Tyce's lips tightened as he took the glasses. He felt as if she were teasing him, holding out on him, showing him just so much of her and no more. She'd allowed him to slip his hand in her shorts, but wouldn't let him see her eyes!
He realized, of course, that she was afraid he'd recognize her. And if he were thinking straight, he'd be glad of her determination to stay shielded. She'd be easier to protect if no one recognized her. Problem was, he wasn't thinking straight. He wanted to see her eyes … up close and personal.
Grudgingly he inspected the expensive sunglasses. He almost hoped there would be a tag on them, just to ease his conscience. Chances had been slim that she'd been tagged, and he'd known it before he'd started his body search. But why should he feel guilty? Any red-blooded man would have complied with her wishes. Maybe that's what bothered him. She was too naive to be out in the world alone. Too trusting of a man she didn't know.

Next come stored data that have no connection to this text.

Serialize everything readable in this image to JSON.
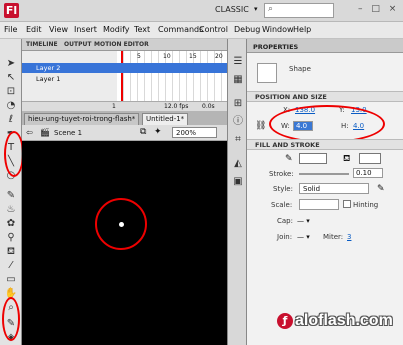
{
  "app": {
    "logo_letter": "Fl",
    "workspace": "CLASSIC",
    "search_placeholder": "",
    "window_controls": "– □ ×"
  },
  "menu": [
    "File",
    "Edit",
    "View",
    "Insert",
    "Modify",
    "Text",
    "Commands",
    "Control",
    "Debug",
    "Window",
    "Help"
  ],
  "timeline": {
    "tabs": [
      "TIMELINE",
      "OUTPUT",
      "MOTION EDITOR"
    ],
    "frame_numbers": [
      "5",
      "10",
      "15",
      "20"
    ],
    "layers": [
      "Layer 2",
      "Layer 1"
    ],
    "fps": "12.0 fps",
    "time": "0.0s",
    "frame": "1"
  },
  "documents": {
    "tabs": [
      "hieu-ung-tuyet-roi-trong-flash*",
      "Untitled-1*"
    ]
  },
  "scene": {
    "name": "Scene 1",
    "zoom": "200%"
  },
  "properties": {
    "title": "PROPERTIES",
    "instance": "Shape",
    "position_section": "POSITION AND SIZE",
    "x_label": "X:",
    "x_value": "138.0",
    "y_label": "Y:",
    "y_value": "13.0",
    "w_label": "W:",
    "w_value": "4.0",
    "h_label": "H:",
    "h_value": "4.0",
    "fill_section": "FILL AND STROKE",
    "stroke_label": "Stroke:",
    "stroke_value": "0.10",
    "style_label": "Style:",
    "style_value": "Solid",
    "scale_label": "Scale:",
    "hinting_label": "Hinting",
    "cap_label": "Cap:",
    "join_label": "Join:",
    "miter_label": "Miter:",
    "miter_value": "3"
  },
  "watermark": "aloflash.com",
  "colors": {
    "highlight_ring": "#e00000",
    "stage": "#000000"
  }
}
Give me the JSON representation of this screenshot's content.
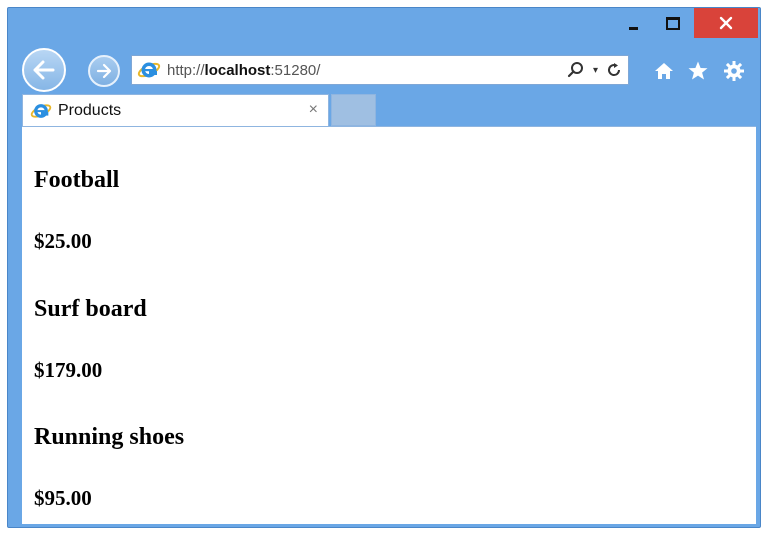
{
  "window": {
    "controls": {
      "minimize": "minimize-icon",
      "maximize": "maximize-icon",
      "close": "close-icon"
    },
    "close_color": "#d9433a",
    "frame_color": "#6aa7e6"
  },
  "navigation": {
    "back_icon": "arrow-left-icon",
    "forward_icon": "arrow-right-icon"
  },
  "address_bar": {
    "icon": "internet-explorer-icon",
    "url_prefix": "http://",
    "url_host": "localhost",
    "url_suffix": ":51280/",
    "search_icon": "search-icon",
    "refresh_icon": "refresh-icon"
  },
  "toolbar": {
    "home_icon": "home-icon",
    "favorites_icon": "star-icon",
    "settings_icon": "gear-icon"
  },
  "tabs": [
    {
      "title": "Products",
      "close_symbol": "×"
    }
  ],
  "products": [
    {
      "name": "Football",
      "price": "$25.00"
    },
    {
      "name": "Surf board",
      "price": "$179.00"
    },
    {
      "name": "Running shoes",
      "price": "$95.00"
    }
  ]
}
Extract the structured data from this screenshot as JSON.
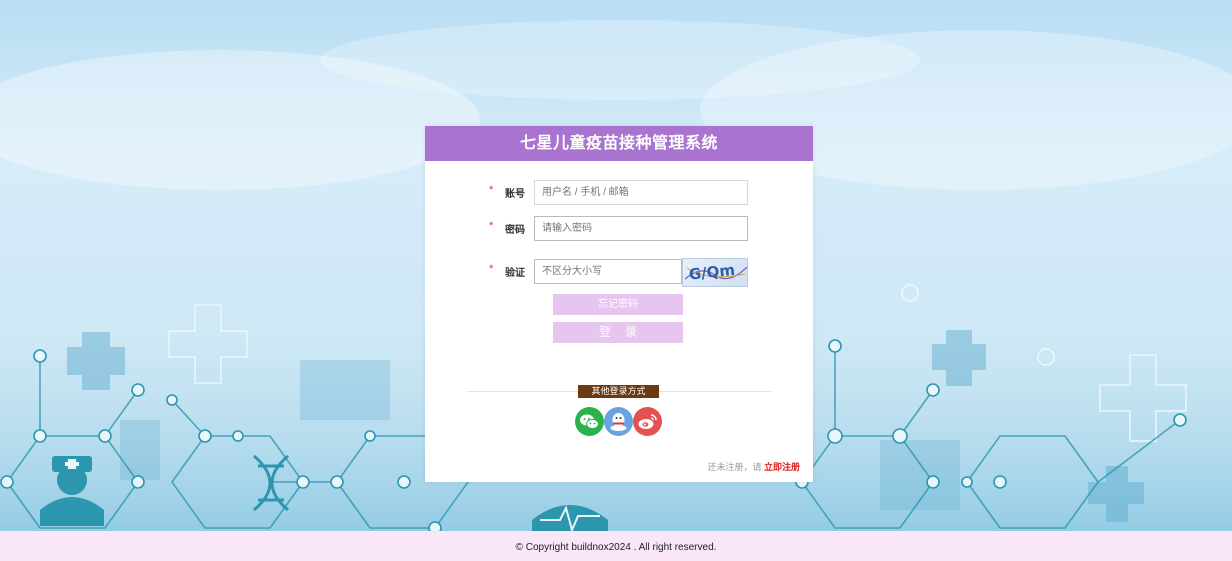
{
  "app": {
    "title": "七星儿童疫苗接种管理系统"
  },
  "form": {
    "account": {
      "required_mark": "*",
      "label": "账号",
      "placeholder": "用户名 / 手机 / 邮箱"
    },
    "password": {
      "required_mark": "*",
      "label": "密码",
      "placeholder": "请输入密码"
    },
    "captcha": {
      "required_mark": "*",
      "label": "验证",
      "placeholder": "不区分大小写",
      "image_text": "G/Qm"
    },
    "forgot_button": "忘记密码",
    "login_button": "登录"
  },
  "other_login": {
    "label": "其他登录方式",
    "providers": [
      {
        "name": "wechat",
        "icon": "wechat-icon",
        "color": "#2bb34b"
      },
      {
        "name": "qq",
        "icon": "qq-icon",
        "color": "#6aa3e0"
      },
      {
        "name": "weibo",
        "icon": "weibo-icon",
        "color": "#e35252"
      }
    ]
  },
  "register": {
    "prompt": "还未注册，请",
    "link": "立即注册"
  },
  "footer": {
    "copyright": "© Copyright buildnox2024 . All right reserved."
  },
  "colors": {
    "header": "#a874cf",
    "button": "#e6c5ef",
    "footer_bg": "#f9e6f7",
    "register_link": "#e02020"
  }
}
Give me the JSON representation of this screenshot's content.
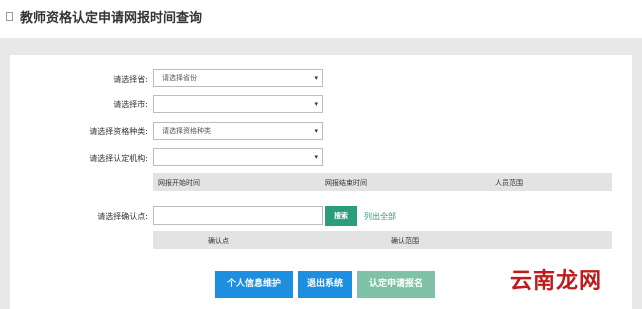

With a self-deprecating smirk, he grimaced. What was he flunking? She was a beautiful woman who'd grown up among the power players in a wickedly political world. She couldn't possibly be as naive as she seemed. He wasn't sure why she had run away, though he guessed she was angry over her fiancé's infidelity and was now determined to "sow her wild oats," as she'd put it. Sweet revenge. Or maybe she was involved in some political intrigue. Whatever the reason for her covert flight, this "princess" was no babe in the woods, no matter how trusting she seemed to be.